Anyway, the goal is to make the width of the Fraught Valley as small as possible, or better yet, eliminate it altogether. This involves:
- Making it hard and complicated to corrupt the various motivation-installation and interpretability systems. I don’t think it’s realistic to harden these systems against a superintelligent adversary, but every little roadblock we can think of is good—it helps stretch out the Path Of Incompetence.
- Meanwhile, we push from the other side by designing the AGI in such a way that we can install good motivations, and especially root out the most dangerous ones, early. This might involve things like directing its attention to learn corrigibility-relevant concepts early, and self-awareness late, or whatever. Maybe we should even try to hardcode some key aspects of the world-model, rather than learning the world-model from scratch as discussed above. (I’m personally very intrigued by this category and planning to think more along these lines.)
Success here doesn't seem necessarily impossible. It just seems like a terrifying awful mess. (And potentially hard to reason about a priori.) But it seems kinda inevitable that we have to solve this, unless of course AGI has a wildly different development approach than the one I'm thinking of.
Finally we get to the paper “Reward Is Enough” by Silver, Sutton, et al.
The title of this post here is a reference to the recent paper by David Silver, Satinder Singh, Doina Precup, and Rich Sutton at DeepMind.
I guess the point of this post is that I’m disagreeing with them.
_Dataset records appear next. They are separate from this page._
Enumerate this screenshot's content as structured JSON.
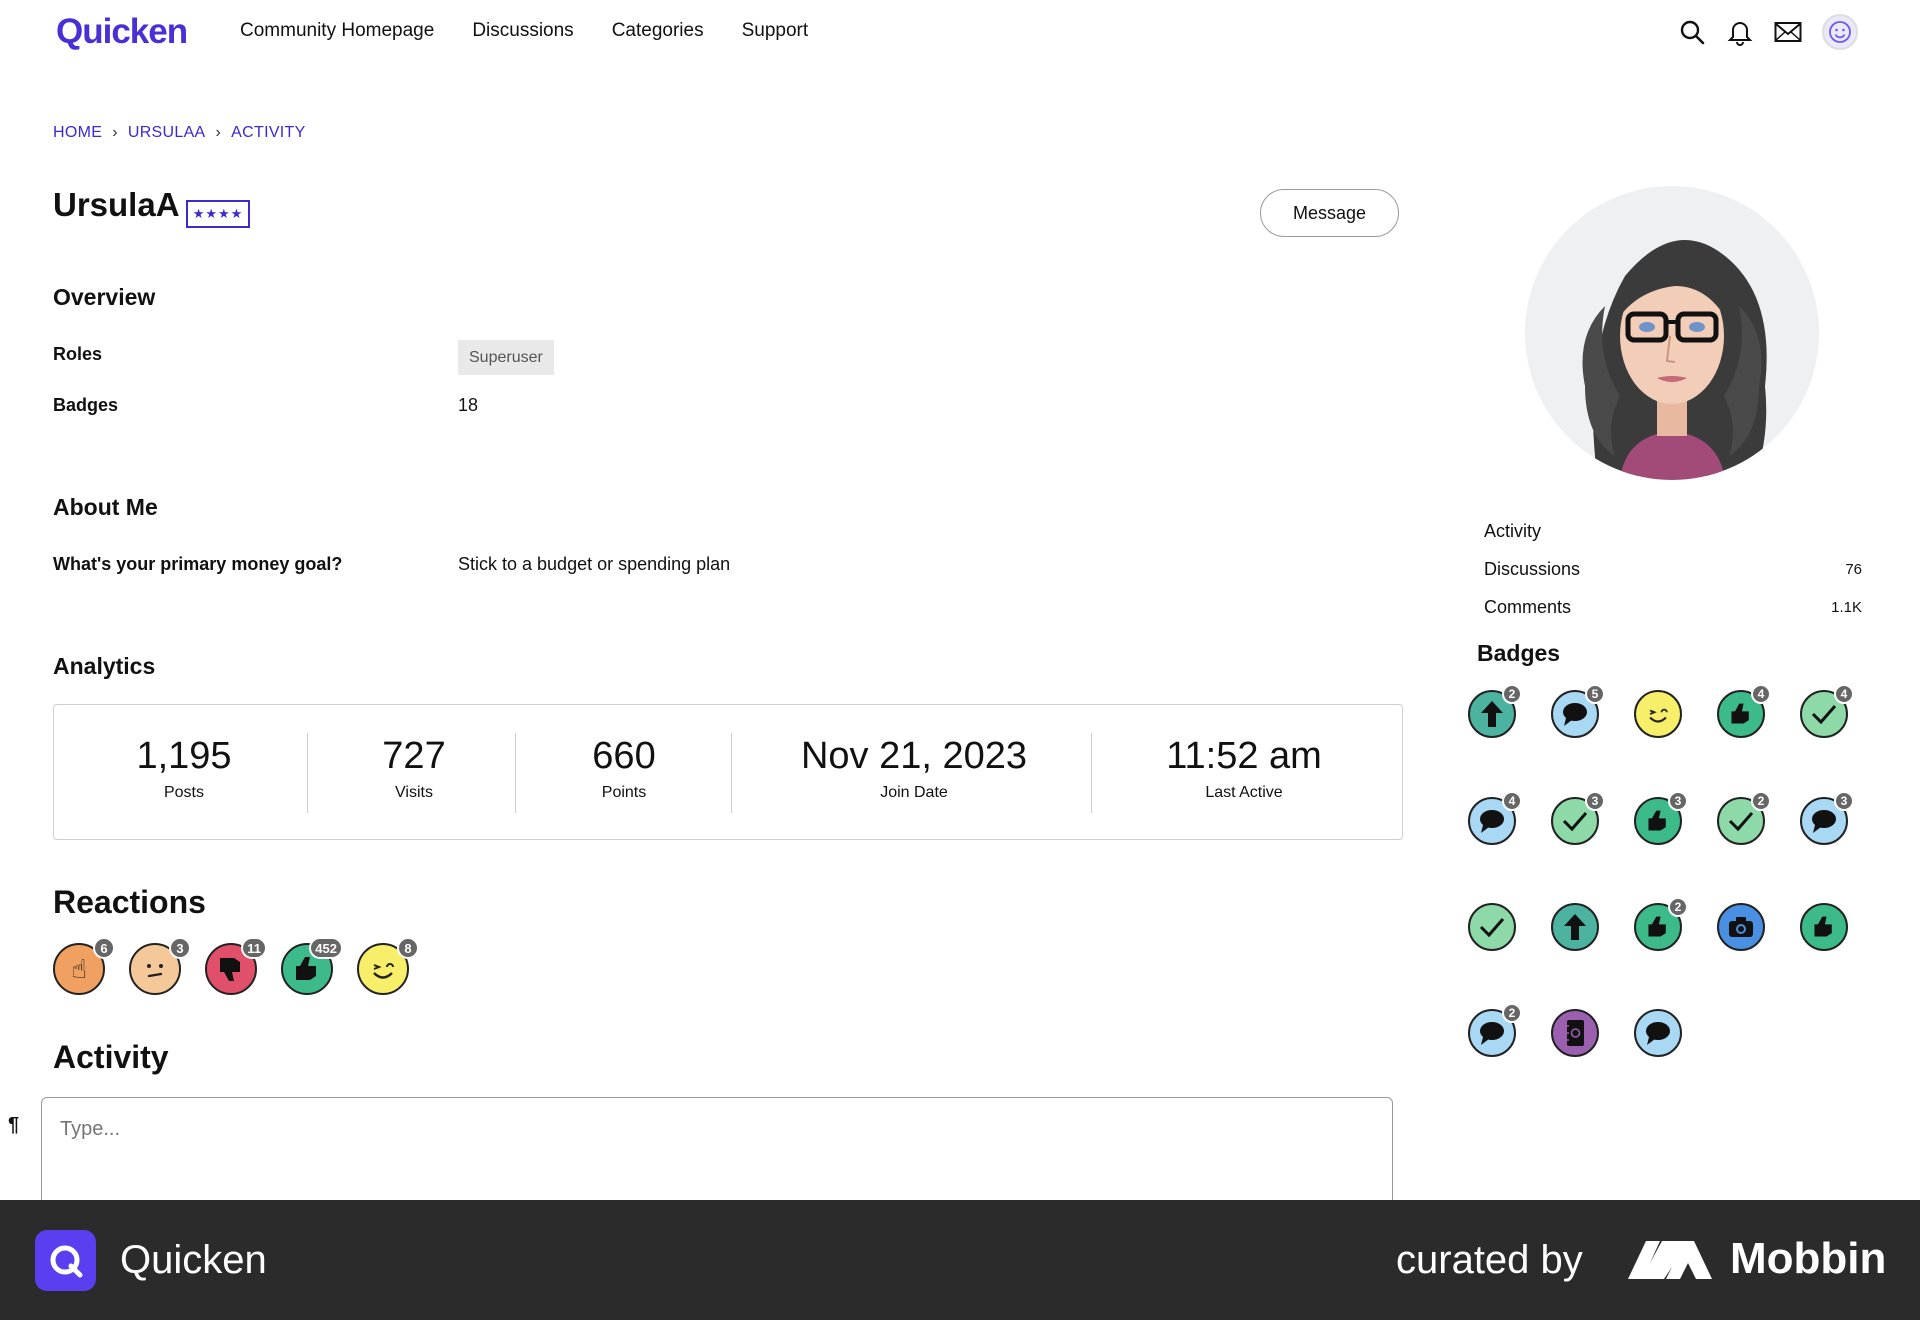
{
  "nav": {
    "logo": "Quicken",
    "links": [
      "Community Homepage",
      "Discussions",
      "Categories",
      "Support"
    ]
  },
  "breadcrumb": [
    "HOME",
    "URSULAA",
    "ACTIVITY"
  ],
  "breadcrumb_sep": "›",
  "profile": {
    "username": "UrsulaA",
    "rank_badge": "★★★★",
    "message_button": "Message"
  },
  "overview": {
    "title": "Overview",
    "roles_label": "Roles",
    "role_value": "Superuser",
    "badges_label": "Badges",
    "badges_value": "18"
  },
  "about": {
    "title": "About Me",
    "question": "What's your primary money goal?",
    "answer": "Stick to a budget or spending plan"
  },
  "analytics": {
    "title": "Analytics",
    "stats": [
      {
        "value": "1,195",
        "label": "Posts"
      },
      {
        "value": "727",
        "label": "Visits"
      },
      {
        "value": "660",
        "label": "Points"
      },
      {
        "value": "Nov 21, 2023",
        "label": "Join Date"
      },
      {
        "value": "11:52 am",
        "label": "Last Active"
      }
    ]
  },
  "reactions": {
    "title": "Reactions",
    "items": [
      {
        "icon": "pointing-hand-icon",
        "count": "6",
        "color": "#f0a060"
      },
      {
        "icon": "confused-face-icon",
        "count": "3",
        "color": "#f5c89a"
      },
      {
        "icon": "thumbs-down-icon",
        "count": "11",
        "color": "#e0506a"
      },
      {
        "icon": "thumbs-up-icon",
        "count": "452",
        "color": "#3dba8a"
      },
      {
        "icon": "laughing-face-icon",
        "count": "8",
        "color": "#f7ee6a"
      }
    ]
  },
  "activity": {
    "title": "Activity",
    "placeholder": "Type...",
    "format_icon": "¶"
  },
  "sidebar": {
    "activity_label": "Activity",
    "rows": [
      {
        "label": "Discussions",
        "value": "76"
      },
      {
        "label": "Comments",
        "value": "1.1K"
      }
    ],
    "badges_title": "Badges",
    "badges": [
      {
        "icon": "up-arrow-icon",
        "count": "2",
        "color": "#4bb3a0"
      },
      {
        "icon": "speech-bubble-icon",
        "count": "5",
        "color": "#a9d8f5"
      },
      {
        "icon": "laughing-face-icon",
        "count": "",
        "color": "#f7ee6a"
      },
      {
        "icon": "thumbs-up-icon",
        "count": "4",
        "color": "#3dba8a"
      },
      {
        "icon": "checkmark-icon",
        "count": "4",
        "color": "#8ed9a8"
      },
      {
        "icon": "speech-bubble-icon",
        "count": "4",
        "color": "#a9d8f5"
      },
      {
        "icon": "checkmark-icon",
        "count": "3",
        "color": "#8ed9a8"
      },
      {
        "icon": "thumbs-up-icon",
        "count": "3",
        "color": "#3dba8a"
      },
      {
        "icon": "checkmark-icon",
        "count": "2",
        "color": "#8ed9a8"
      },
      {
        "icon": "speech-bubble-icon",
        "count": "3",
        "color": "#a9d8f5"
      },
      {
        "icon": "checkmark-icon",
        "count": "",
        "color": "#8ed9a8"
      },
      {
        "icon": "up-arrow-icon",
        "count": "",
        "color": "#4bb3a0"
      },
      {
        "icon": "thumbs-up-icon",
        "count": "2",
        "color": "#3dba8a"
      },
      {
        "icon": "camera-icon",
        "count": "",
        "color": "#4a90e2"
      },
      {
        "icon": "thumbs-up-icon",
        "count": "",
        "color": "#3dba8a"
      },
      {
        "icon": "speech-bubble-icon",
        "count": "2",
        "color": "#a9d8f5"
      },
      {
        "icon": "address-book-icon",
        "count": "",
        "color": "#9b5fb0"
      },
      {
        "icon": "speech-bubble-icon",
        "count": "",
        "color": "#a9d8f5"
      }
    ]
  },
  "footer": {
    "app_name": "Quicken",
    "curated_by": "curated by",
    "brand": "Mobbin"
  },
  "colors": {
    "brand": "#4a2fd6",
    "link": "#3a2ad0",
    "footer_bg": "#2b2b2b"
  }
}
But I don’t really know. The paper left me kinda confused.
Starting with their biological examples, my main complaint is that they didn’t clearly distinguish “within-lifetime RL (involving dopamine)” from “evolution treated as an RL process maximizing inclusive genetic fitness”.
With the latter (intergenerational) definition, their discussion is entirely trivial. Oh, maximizing inclusive genetic fitness “is enough” to develop perception, language, etc.? DUUUHHHH!!!
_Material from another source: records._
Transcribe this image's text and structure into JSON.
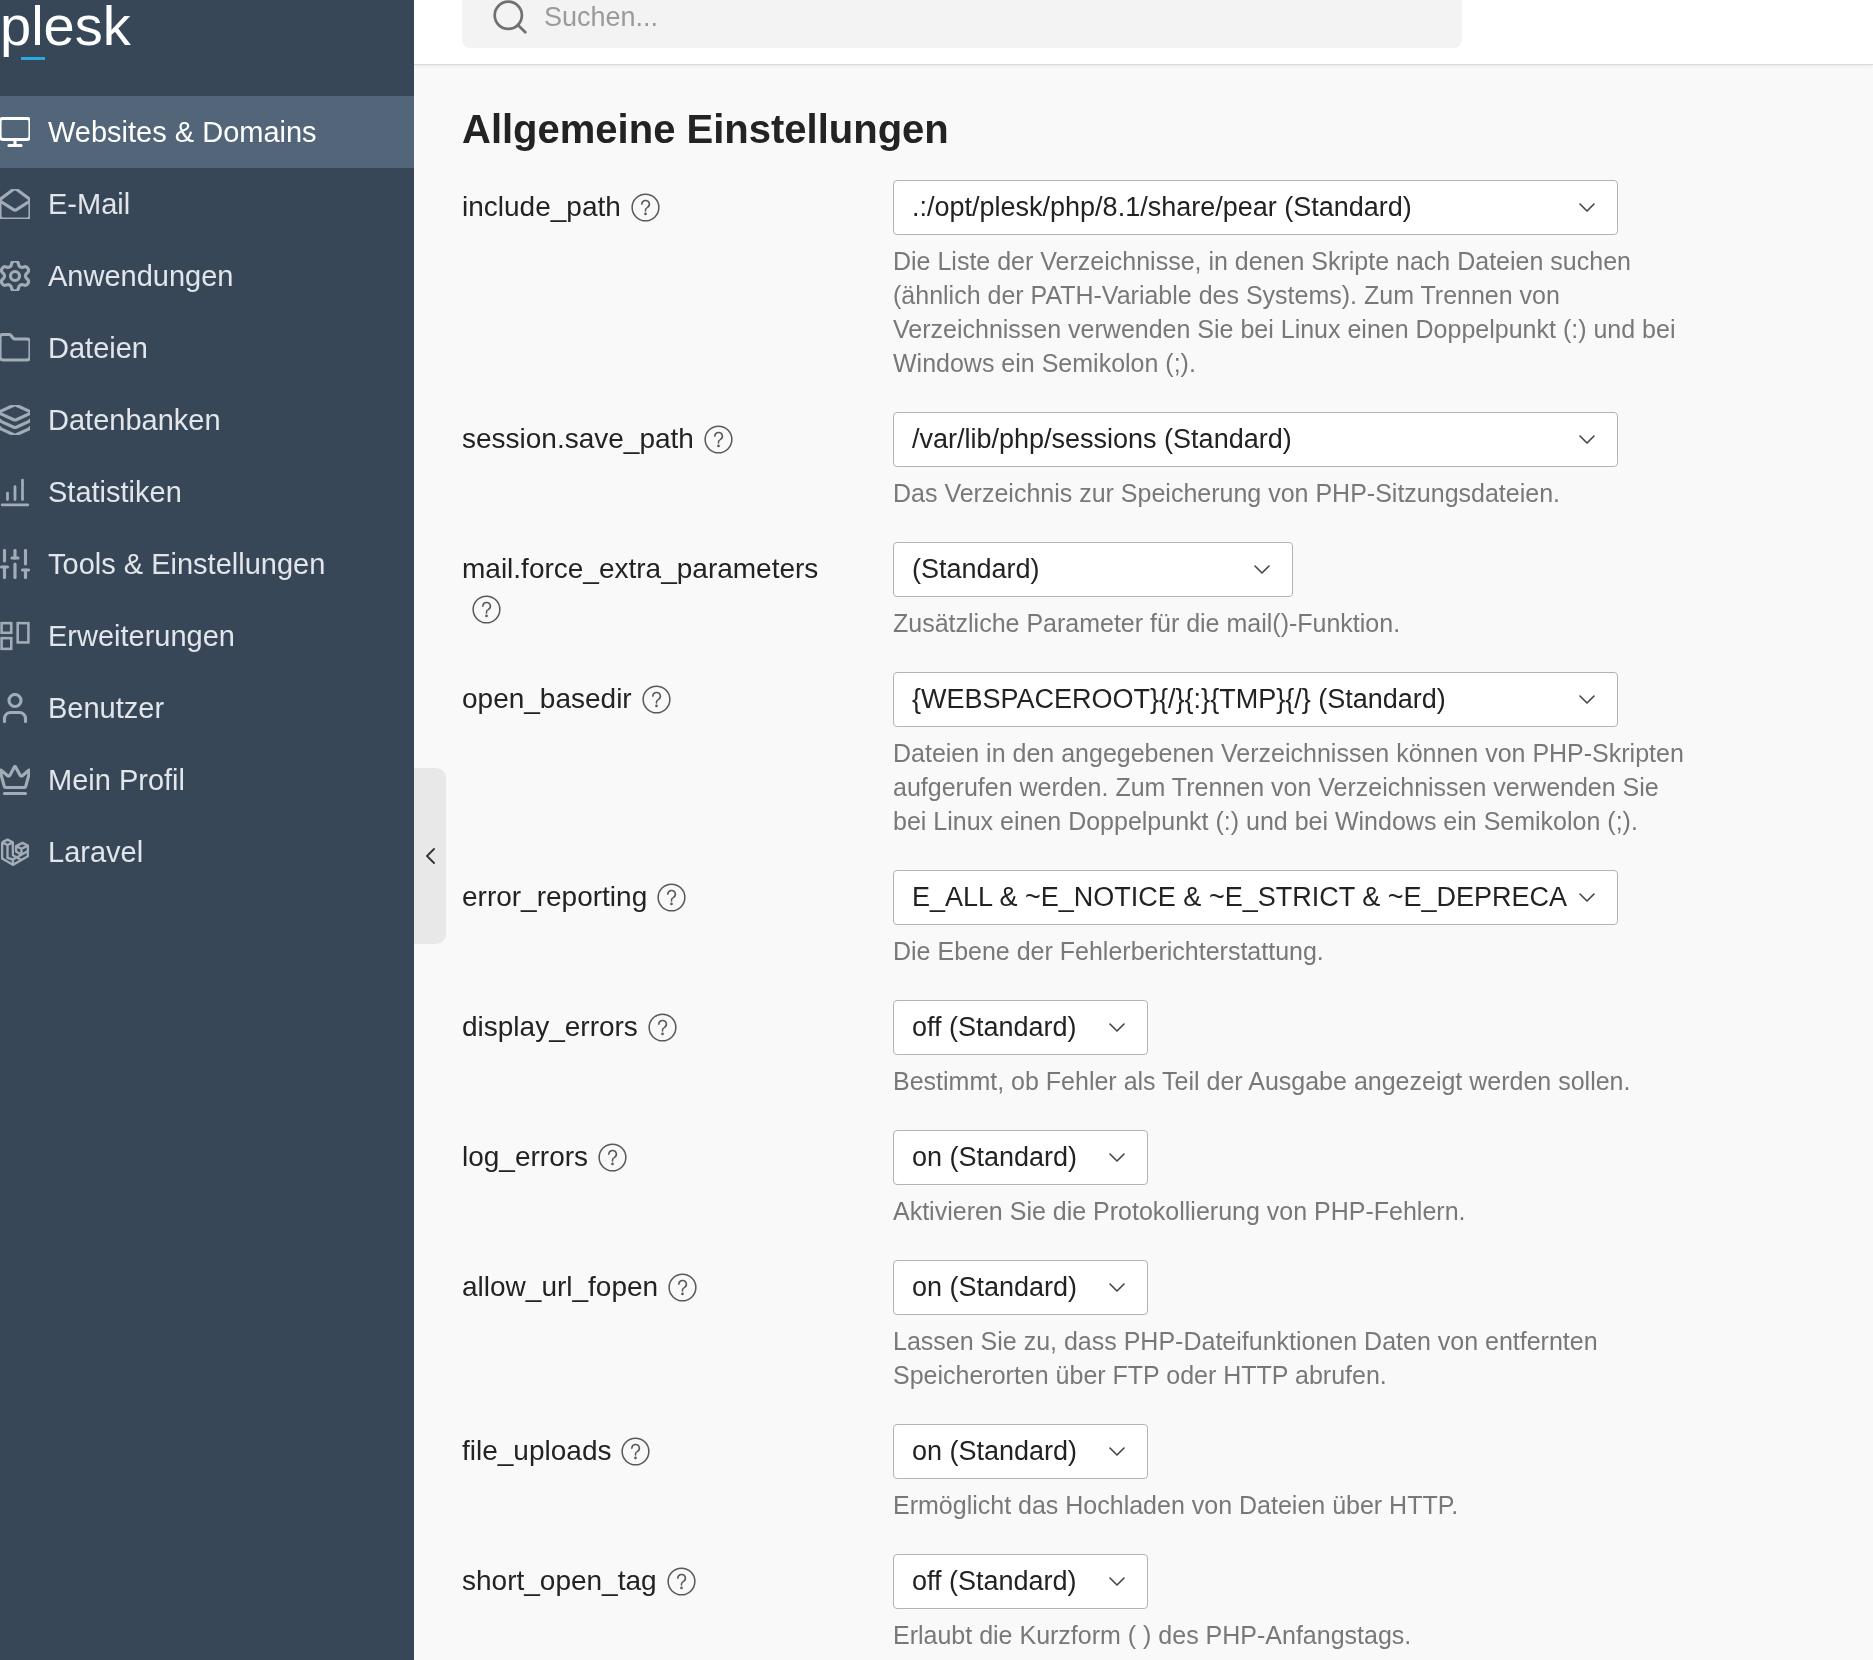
{
  "logo": {
    "text": "plesk"
  },
  "sidebar": {
    "items": [
      {
        "label": "Websites & Domains",
        "selected": true
      },
      {
        "label": "E-Mail",
        "selected": false
      },
      {
        "label": "Anwendungen",
        "selected": false
      },
      {
        "label": "Dateien",
        "selected": false
      },
      {
        "label": "Datenbanken",
        "selected": false
      },
      {
        "label": "Statistiken",
        "selected": false
      },
      {
        "label": "Tools & Einstellungen",
        "selected": false
      },
      {
        "label": "Erweiterungen",
        "selected": false
      },
      {
        "label": "Benutzer",
        "selected": false
      },
      {
        "label": "Mein Profil",
        "selected": false
      },
      {
        "label": "Laravel",
        "selected": false
      }
    ]
  },
  "search": {
    "placeholder": "Suchen..."
  },
  "section": {
    "title": "Allgemeine Einstellungen",
    "settings": [
      {
        "name": "include_path",
        "kind": "path",
        "value": ".:/opt/plesk/php/8.1/share/pear (Standard)",
        "description": "Die Liste der Verzeichnisse, in denen Skripte nach Dateien suchen (ähnlich der PATH-Variable des Systems). Zum Trennen von Verzeichnissen verwenden Sie bei Linux einen Doppelpunkt (:) und bei Windows ein Semikolon (;)."
      },
      {
        "name": "session.save_path",
        "kind": "path",
        "value": "/var/lib/php/sessions (Standard)",
        "description": "Das Verzeichnis zur Speicherung von PHP-Sitzungsdateien."
      },
      {
        "name": "mail.force_extra_parameters",
        "kind": "text",
        "value": "(Standard)",
        "description": "Zusätzliche Parameter für die mail()-Funktion."
      },
      {
        "name": "open_basedir",
        "kind": "path",
        "value": "{WEBSPACEROOT}{/}{:}{TMP}{/} (Standard)",
        "description": "Dateien in den angegebenen Verzeichnissen können von PHP-Skripten aufgerufen werden. Zum Trennen von Verzeichnissen verwenden Sie bei Linux einen Doppelpunkt (:) und bei Windows ein Semikolon (;)."
      },
      {
        "name": "error_reporting",
        "kind": "path",
        "value": "E_ALL & ~E_NOTICE & ~E_STRICT & ~E_DEPRECA",
        "description": "Die Ebene der Fehlerberichterstattung."
      },
      {
        "name": "display_errors",
        "kind": "flag",
        "value": "off (Standard)",
        "description": "Bestimmt, ob Fehler als Teil der Ausgabe angezeigt werden sollen."
      },
      {
        "name": "log_errors",
        "kind": "flag",
        "value": "on (Standard)",
        "description": "Aktivieren Sie die Protokollierung von PHP-Fehlern."
      },
      {
        "name": "allow_url_fopen",
        "kind": "flag",
        "value": "on (Standard)",
        "description": "Lassen Sie zu, dass PHP-Dateifunktionen Daten von entfernten Speicherorten über FTP oder HTTP abrufen."
      },
      {
        "name": "file_uploads",
        "kind": "flag",
        "value": "on (Standard)",
        "description": "Ermöglicht das Hochladen von Dateien über HTTP."
      },
      {
        "name": "short_open_tag",
        "kind": "flag",
        "value": "off (Standard)",
        "description": "Erlaubt die Kurzform ( ) des PHP-Anfangstags."
      }
    ]
  }
}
With the former (within-lifetime) definition, their claims are mostly false when applied to biology, as discussed above. Brains do lots of things that are not “within-lifetime RL with one reward signal”, including self-supervised (predictive) learning, supervised learning, auxiliary reward signals, genetically-hardcoded brainstem circuits, etc. etc.
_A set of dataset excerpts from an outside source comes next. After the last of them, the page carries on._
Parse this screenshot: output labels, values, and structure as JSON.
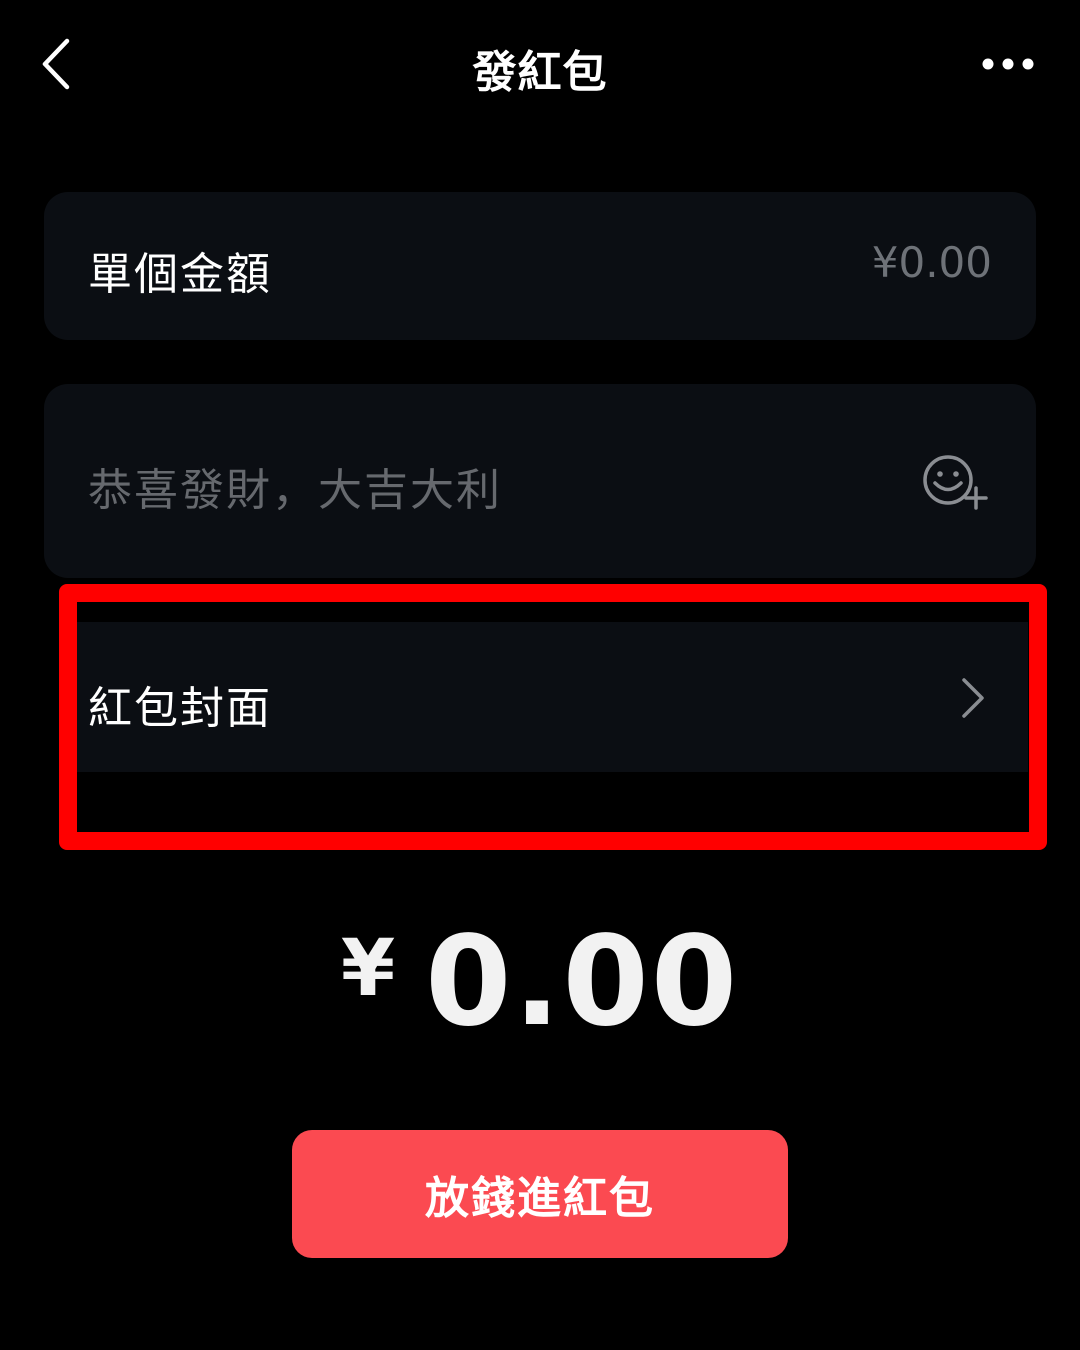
{
  "header": {
    "title": "發紅包",
    "back_icon": "chevron-left-icon",
    "more_icon": "more-horizontal-icon"
  },
  "amount": {
    "label": "單個金額",
    "value": "¥0.00"
  },
  "message": {
    "placeholder": "恭喜發財，大吉大利",
    "value": "",
    "emoji_icon": "emoji-add-icon"
  },
  "cover": {
    "label": "紅包封面",
    "chevron_icon": "chevron-right-icon"
  },
  "total": {
    "currency": "¥",
    "value": "0.00"
  },
  "submit": {
    "label": "放錢進紅包"
  },
  "colors": {
    "background": "#000000",
    "card": "#0b0e13",
    "accent": "#fb4a51",
    "highlight": "#ff0000",
    "muted_text": "#6e7278"
  }
}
Switching to the AI case, they gloss over the same interesting split—whether the running code, the code controlling the AI’s actions and thoughts in real time, looks like an RL algorithm (analogous to within-lifetime dopamine-based learning), or whether they are imagining reward-maximization as purely an outer loop (analogous to evolution). If it’s the latter, then, well, then what they’re saying is trivially obvious (humans being an existence proof). If it’s the former, then the claim is nontrivial, but it’s also I think wrong.
As a matter of fact, I personally expect an AGI much closer to the former (the real-time running code—the code that chooses what thoughts to think etc.—involves an RL algorithm) than the latter (RL purely as an outer-loop process), for reasons discussed in Against Evolution as an analogy for how humans will create AGI. If that’s what they were talking about, then the point of my post here is that “reward is not enough”. The algorithm would need other components too, components which are not directly trained to maximize reward, like self-supervised learning.
Then maybe their response would be: “Such a multi-component system would still be RL; it’s just a more sophisticated RL algorithm.” If that’s what they meant, well, fine, but that’s definitely not the impression I got when I was reading the text of the paper. Or the paper's title, for that matter.